The pilgrimage was at a time of a global surge
Much to their relief, experts are reporting that no measles cases were reported during and after the 2019 Hajj even though it was a time when the infection was surging globally.
This was highlighted in correspondence on The Lancet by experts Saber Yezli and Kingsley Bieh of the Global Centre for Mass Gatherings Medicine, Ministry of Health, Riyadh and Anas Khan also of the Department of Emergency Medicine, College of Medicine, King Saud University in the November edition.
Other experts had initially feared that six countries, including Pakistan, would bring at least 110 measles importations during the Hajj this year. The other countries on the list were Yemen, India, Nigeria, Indonesia and Sudan. The warning was that there would be a big outbreak at the end of Hajj and the pilgrims would spread it to their home countries when they returned.
The majority of pilgrims this year were international, 74% out of 2.4 million people who attended. There were about 0.7m pilgrims from the list of six high-alert countries.
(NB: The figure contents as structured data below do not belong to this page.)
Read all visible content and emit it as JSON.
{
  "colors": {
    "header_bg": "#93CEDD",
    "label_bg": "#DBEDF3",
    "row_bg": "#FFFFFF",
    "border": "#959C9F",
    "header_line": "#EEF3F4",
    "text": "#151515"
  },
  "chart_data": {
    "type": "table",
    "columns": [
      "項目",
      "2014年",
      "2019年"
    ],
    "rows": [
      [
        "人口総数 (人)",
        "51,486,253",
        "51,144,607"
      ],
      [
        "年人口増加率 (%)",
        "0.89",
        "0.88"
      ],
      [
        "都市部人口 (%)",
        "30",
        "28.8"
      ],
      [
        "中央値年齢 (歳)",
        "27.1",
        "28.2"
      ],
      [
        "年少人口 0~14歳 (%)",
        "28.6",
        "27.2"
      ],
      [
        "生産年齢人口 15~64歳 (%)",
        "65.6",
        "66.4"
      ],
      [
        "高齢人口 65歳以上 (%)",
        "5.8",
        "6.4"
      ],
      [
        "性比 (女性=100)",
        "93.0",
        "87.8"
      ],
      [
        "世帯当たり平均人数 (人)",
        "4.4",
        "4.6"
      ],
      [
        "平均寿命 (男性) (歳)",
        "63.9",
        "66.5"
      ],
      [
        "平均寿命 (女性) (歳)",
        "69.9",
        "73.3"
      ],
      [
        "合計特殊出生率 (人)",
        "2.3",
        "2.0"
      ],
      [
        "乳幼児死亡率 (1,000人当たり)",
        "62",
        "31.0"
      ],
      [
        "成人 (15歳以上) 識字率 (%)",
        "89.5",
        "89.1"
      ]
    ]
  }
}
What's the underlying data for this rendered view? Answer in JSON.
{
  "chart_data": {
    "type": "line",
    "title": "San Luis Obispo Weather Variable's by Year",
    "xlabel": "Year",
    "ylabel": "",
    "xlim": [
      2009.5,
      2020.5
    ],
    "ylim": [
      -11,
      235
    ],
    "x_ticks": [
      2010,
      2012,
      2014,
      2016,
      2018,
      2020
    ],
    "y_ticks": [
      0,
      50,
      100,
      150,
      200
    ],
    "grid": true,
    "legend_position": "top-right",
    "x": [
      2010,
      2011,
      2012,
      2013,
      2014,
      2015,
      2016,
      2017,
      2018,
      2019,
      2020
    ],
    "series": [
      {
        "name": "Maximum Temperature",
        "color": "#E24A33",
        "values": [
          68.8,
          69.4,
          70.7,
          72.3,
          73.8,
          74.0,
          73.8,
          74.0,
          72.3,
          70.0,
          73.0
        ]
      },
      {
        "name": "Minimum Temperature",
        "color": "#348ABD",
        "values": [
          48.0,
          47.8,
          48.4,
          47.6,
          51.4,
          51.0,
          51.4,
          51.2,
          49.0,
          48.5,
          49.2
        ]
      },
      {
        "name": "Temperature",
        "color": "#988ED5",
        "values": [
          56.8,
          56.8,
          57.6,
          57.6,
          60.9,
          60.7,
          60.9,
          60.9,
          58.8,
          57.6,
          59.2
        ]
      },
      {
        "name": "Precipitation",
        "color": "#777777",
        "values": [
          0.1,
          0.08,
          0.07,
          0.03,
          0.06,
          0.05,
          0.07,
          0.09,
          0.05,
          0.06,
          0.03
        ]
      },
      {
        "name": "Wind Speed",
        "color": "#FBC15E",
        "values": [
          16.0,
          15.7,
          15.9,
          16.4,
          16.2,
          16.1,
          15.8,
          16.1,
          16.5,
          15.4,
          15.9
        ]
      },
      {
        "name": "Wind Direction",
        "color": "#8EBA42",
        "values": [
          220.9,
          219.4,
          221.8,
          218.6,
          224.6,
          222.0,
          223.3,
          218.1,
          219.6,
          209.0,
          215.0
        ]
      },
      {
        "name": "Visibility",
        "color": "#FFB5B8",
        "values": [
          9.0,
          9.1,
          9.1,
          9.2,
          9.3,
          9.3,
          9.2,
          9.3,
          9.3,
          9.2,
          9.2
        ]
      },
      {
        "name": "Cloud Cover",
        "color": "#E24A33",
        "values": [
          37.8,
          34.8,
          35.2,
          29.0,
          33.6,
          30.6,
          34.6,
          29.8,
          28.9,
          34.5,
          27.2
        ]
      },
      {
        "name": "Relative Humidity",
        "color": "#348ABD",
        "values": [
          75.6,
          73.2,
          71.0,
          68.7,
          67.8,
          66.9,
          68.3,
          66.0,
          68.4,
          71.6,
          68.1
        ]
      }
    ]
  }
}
But, the experts said, “No cases of measles or outbreaks of infectious diseases were reported during the 2019 Hajj, from early July when pilgrims started arriving in the country until the pilgrimage officially ended in mid-August.”
Saudi Arabia had been bracing for this. There were vaccination requirements, awareness campaigns before and during the Hajj. People were stopped at the points of entry to the kingdom. The Saudi health authorities had a new stronger surveillance system and for the first time a Hajj early warning system (HEWS).